Vivemos numa caixa de ressonância rodeada de espelhos… é por isso que permanecemos nas margens do entendimento, face a uma verdade que permanece oculta porque insiste em nos escapar entre os dedos, fugaz e furtiva, como a areia das praias que não há… persistimos assim na repetida projecção de infinitos déjà vu/déjà vécu e inventamos um espanto que, ao invés de surpreender, nos faz sorrir. Porém, para que as crianças se não percam na cinza dos dias e possam, de facto, inventar a alegria de viver, é fundamental que sintam apoio ao longo do processo de crescimento com que se debatem, na solidão estranha ao ruído dos tempos... porque crescer é aprender o discernimento e é esta aprendizagem que a cultura e a educação podem ajudar a cumprir, em nome da construção da liberdade e da autonomia individual de que os mais jovens precisam, para enfrentar sem medo o futuro incerto.
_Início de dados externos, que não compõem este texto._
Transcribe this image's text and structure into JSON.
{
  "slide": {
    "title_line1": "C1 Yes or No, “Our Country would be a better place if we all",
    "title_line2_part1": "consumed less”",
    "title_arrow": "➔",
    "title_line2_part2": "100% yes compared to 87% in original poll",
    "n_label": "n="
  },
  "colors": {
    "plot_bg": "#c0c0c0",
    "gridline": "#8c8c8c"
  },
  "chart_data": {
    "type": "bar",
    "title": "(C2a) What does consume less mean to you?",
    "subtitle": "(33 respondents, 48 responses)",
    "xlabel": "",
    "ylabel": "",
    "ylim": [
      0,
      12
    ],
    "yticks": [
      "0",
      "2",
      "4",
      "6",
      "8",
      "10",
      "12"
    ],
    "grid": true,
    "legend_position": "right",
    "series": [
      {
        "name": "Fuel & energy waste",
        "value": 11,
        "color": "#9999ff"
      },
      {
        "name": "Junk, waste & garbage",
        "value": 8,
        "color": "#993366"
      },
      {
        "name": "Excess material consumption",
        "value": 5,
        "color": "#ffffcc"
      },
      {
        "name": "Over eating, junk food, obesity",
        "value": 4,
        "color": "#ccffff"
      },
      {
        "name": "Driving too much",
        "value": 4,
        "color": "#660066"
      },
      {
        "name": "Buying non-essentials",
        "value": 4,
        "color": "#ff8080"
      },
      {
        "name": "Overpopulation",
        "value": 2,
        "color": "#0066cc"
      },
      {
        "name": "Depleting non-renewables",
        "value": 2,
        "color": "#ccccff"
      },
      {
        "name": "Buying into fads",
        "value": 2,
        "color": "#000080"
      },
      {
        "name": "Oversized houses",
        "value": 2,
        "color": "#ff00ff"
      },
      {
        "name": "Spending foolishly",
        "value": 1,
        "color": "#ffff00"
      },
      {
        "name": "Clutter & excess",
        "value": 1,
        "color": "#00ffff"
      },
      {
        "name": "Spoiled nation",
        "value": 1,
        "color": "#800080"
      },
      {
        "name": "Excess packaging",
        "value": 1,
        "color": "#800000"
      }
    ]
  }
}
(Este post, ilustrado pelo belo tema "Teach Your Children" dos Crosby, Stills, Nash and Young, decorre da associação de ideias que a minha amiga M.José, educadora infantil e dinamizadora cultural, acabou por me induzir, através do comentário ao post que se pode rever aqui e que emergiu de um evento cuja organização se lhe deve e que referi aqui).